Babacan mevzuyla ilgili şu sözleri kullandı:
Daha geçtiğimiz ay, meclis genel konseyinde bütçe görüşmelerinde tekrar bir Kürtçe krizi yaşandı. Neymiş, Kürtçe konuşulmuş. Ne büyük ayıp değil mi? Biliyorsunuz, ülkemizde en çok konuşulan ikinci lisan, Meclis çatısı altında ısrarla fakat ısrarla yok sayılıyor. Tutanaklara X yazıyorlar. “Bilinmeyen dil” yazıyorlar. Ne demek bilinmeyen lisan? Fransızcayı, İngilizceyi bilenler, konuşulduğunda tanıyanlar, ülkemizde milyonlarca insanın konuştuğu lisanın hangi lisan olduğunu bilmiyor. O denli mi? Artık en son tutanaklara baktık. Bu sefer ne yapmışlar? Üç nokta koyup, altına da “Türkçe olmayan sözler tabir edildi” demişler. Ya şunun ismini bir koyun ya. Siz bunun ismini koymazsanız bu ülkede eşit vatandaşlıktan bahsedemezsiniz; Bu ülkede temel haklardan bahsedemezsiniz. Ne oldu kürsü özgürlüğüne? Kürsüde tabir özgürlüğü yok mu? Aha birebirini Süryanice için de yaptılar. Mardin vekilinin Süryanice bayram kutlamasına tahammül edemediler. Yeniden tutanaklara üç nokta, altına da “Türkçe olmayan dil” yazdılar.
Kayyum uygulamasını da eleştirdi: Demokrasinin ortasına açılmış koca bir çukur
Öte yandan Babacan, Kürtçe’yle ilgili sözlerinin akabinde kayyum uygulamasını da eleştirdi.

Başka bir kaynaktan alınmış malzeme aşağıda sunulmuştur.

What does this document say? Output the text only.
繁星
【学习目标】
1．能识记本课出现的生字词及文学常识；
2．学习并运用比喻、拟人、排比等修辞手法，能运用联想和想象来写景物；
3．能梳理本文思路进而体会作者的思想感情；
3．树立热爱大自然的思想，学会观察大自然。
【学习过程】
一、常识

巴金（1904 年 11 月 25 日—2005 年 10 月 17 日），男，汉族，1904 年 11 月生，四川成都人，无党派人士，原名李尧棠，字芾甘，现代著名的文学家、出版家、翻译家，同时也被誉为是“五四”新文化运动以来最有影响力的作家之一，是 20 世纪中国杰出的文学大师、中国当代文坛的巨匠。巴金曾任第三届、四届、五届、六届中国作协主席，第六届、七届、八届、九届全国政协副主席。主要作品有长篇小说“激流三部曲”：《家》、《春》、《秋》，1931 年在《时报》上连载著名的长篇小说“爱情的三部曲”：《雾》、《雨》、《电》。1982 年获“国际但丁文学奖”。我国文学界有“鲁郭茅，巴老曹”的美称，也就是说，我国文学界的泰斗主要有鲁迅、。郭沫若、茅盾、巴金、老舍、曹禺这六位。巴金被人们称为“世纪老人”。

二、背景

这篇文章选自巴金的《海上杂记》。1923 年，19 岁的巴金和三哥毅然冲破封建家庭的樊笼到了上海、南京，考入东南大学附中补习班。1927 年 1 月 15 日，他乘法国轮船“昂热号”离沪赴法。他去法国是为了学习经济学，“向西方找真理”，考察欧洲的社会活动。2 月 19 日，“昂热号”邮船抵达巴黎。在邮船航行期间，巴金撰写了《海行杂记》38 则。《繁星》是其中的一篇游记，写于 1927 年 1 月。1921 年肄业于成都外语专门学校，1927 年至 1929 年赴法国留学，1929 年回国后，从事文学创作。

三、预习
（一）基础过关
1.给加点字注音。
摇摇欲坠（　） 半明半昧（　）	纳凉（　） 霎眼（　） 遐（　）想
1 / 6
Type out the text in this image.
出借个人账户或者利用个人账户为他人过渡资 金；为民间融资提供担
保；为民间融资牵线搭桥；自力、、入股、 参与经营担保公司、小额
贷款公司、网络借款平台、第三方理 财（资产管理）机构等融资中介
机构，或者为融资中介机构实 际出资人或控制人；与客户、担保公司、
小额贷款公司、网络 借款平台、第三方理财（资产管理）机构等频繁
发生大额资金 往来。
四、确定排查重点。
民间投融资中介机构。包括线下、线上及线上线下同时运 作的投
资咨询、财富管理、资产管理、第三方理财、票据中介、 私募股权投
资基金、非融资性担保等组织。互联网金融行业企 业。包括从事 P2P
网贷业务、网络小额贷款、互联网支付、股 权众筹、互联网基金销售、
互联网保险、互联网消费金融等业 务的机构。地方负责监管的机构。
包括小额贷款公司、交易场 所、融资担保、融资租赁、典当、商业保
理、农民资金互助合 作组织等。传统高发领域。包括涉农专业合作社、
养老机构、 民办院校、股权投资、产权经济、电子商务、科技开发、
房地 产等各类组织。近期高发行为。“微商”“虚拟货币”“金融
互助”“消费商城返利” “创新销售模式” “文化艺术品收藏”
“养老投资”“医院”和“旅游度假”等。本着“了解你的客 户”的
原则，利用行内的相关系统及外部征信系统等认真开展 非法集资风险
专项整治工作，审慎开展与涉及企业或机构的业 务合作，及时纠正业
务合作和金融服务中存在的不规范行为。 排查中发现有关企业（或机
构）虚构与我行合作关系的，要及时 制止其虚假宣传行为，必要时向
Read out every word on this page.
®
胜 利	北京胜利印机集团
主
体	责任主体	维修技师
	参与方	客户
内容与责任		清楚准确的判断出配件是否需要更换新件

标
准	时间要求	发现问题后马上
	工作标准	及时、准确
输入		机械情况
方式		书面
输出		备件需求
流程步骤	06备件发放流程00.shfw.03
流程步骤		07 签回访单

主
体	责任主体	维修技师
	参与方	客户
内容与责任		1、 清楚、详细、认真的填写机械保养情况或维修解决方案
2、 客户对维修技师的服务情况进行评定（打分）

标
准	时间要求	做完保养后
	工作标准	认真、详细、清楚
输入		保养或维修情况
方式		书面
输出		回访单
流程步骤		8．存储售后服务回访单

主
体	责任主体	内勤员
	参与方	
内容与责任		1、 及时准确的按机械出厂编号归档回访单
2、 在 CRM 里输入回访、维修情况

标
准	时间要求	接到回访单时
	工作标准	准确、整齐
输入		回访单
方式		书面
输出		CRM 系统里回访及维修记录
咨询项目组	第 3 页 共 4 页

Kayyum uygulamasının bir çukur olduğunu sav eden Babacan şunları söyledi:
Beştepe’dekilere nazaran Diyarbakırlının oyu değersiz. Beştepe’dekilere nazaran Diyarbakırlının oyu kıymetsiz. Demokrasilerde bu türlü bir şey olmaz. Sayın Erdoğan, belediye başkanlığı ile çıktığı yolda, o günkü vesayet tertibine karşı uğraş ederek, halkın oylarıyla kazandı. Ben o denli Ankara’da, İstanbul’da, İzmir’de diğer konuşup da Diyarbakır’a geldiğimde lafı değiştirenlerden değilim. Bir kere de Diyarbakır’dan, yüksek sesle söylüyorum: İktidarın uyguladığı kayyum siyaseti, halkın iradesini yok saymaktır. Bu kayyum siyaseti, halkı cezalandırmaktır. Kayyum siyaseti, demokrasimizin orta yerine açılmış koca bir çukurdur. Kayyum siyaseti, demokratik siyaset yapmayı anlamsızlaştıran, seçme seçilme hakkını askıya alan bir uygulamadır.